A historical analysis of the policy on intractable diseases in Japan and its peculiarity

Abstract

This article examines the history of the policy concerning a class of diseases called intractable diseases in Japan with a particular focus on the roles of patient support groups in firstly legitimizing the grouping of such diseases and then shaping the nature of the support that the Japanese Ministry of Health and Welfare provided to the patients and their families affected by them. The Ministry started its policy on intractable diseases in 1972, predating the enactment of the 1983 Orphan Drug Act in the United States, which is known to be one of the most important events for the international rare diseases community. This policy decision was triggered by the emergence of subacute myelo-optic neuropathy (SMON) as a social problem in the country in the late 1960s. The Ministry first made its support available to patients with this particular disease and, as a result of a series of actions from patient support groups and their medical and political supporters, the same support was made available to those considered to be in similarly difficult circumstances.
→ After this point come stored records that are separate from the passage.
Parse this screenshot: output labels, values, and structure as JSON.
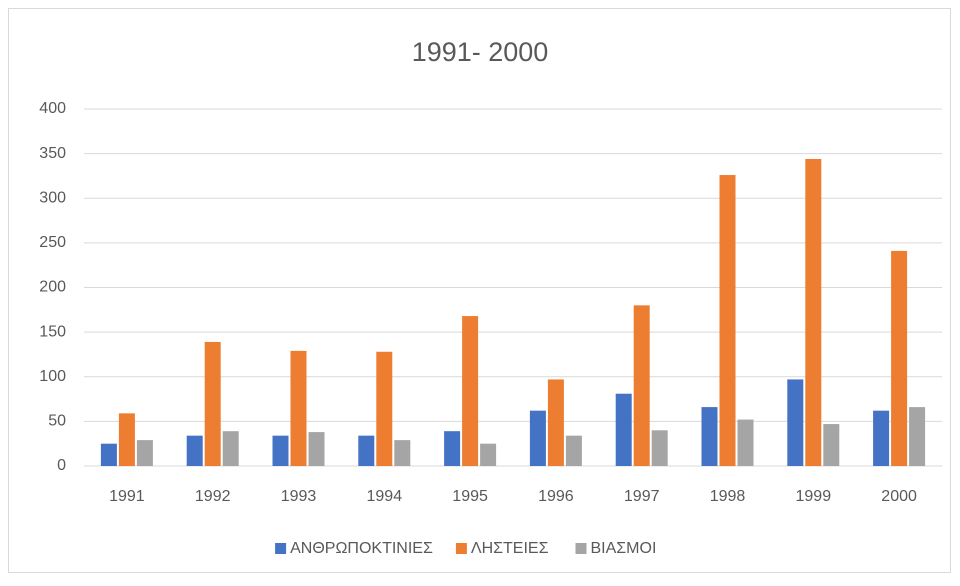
{
  "chart_data": {
    "type": "bar",
    "title": "1991- 2000",
    "categories": [
      "1991",
      "1992",
      "1993",
      "1994",
      "1995",
      "1996",
      "1997",
      "1998",
      "1999",
      "2000"
    ],
    "series": [
      {
        "name": "ΑΝΘΡΩΠΟΚΤΙΝΙΕΣ",
        "color": "#4472c4",
        "values": [
          25,
          34,
          34,
          34,
          39,
          62,
          81,
          66,
          97,
          62
        ]
      },
      {
        "name": "ΛΗΣΤΕΙΕΣ",
        "color": "#ed7d31",
        "values": [
          59,
          139,
          129,
          128,
          168,
          97,
          180,
          326,
          344,
          241
        ]
      },
      {
        "name": "ΒΙΑΣΜΟΙ",
        "color": "#a5a5a5",
        "values": [
          29,
          39,
          38,
          29,
          25,
          34,
          40,
          52,
          47,
          66
        ]
      }
    ],
    "ylim": [
      0,
      400
    ],
    "yticks": [
      0,
      50,
      100,
      150,
      200,
      250,
      300,
      350,
      400
    ],
    "grid": true,
    "legend": "bottom"
  }
}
The way in which the support was arranged, however, turned out to be structurally divisive, inviting the patient groups to negotiate with the national and local governments separately depending on subject matters, and for about three decades since the start of the policy, they struggled to present their unified voice in the country. The governmental support for intractable diseases was finally revised in the mid-2000s, but as this article demonstrates, that became possible only after the patient groups came to realize the need of presenting a unified voice in their effort to improve the lives of those affected.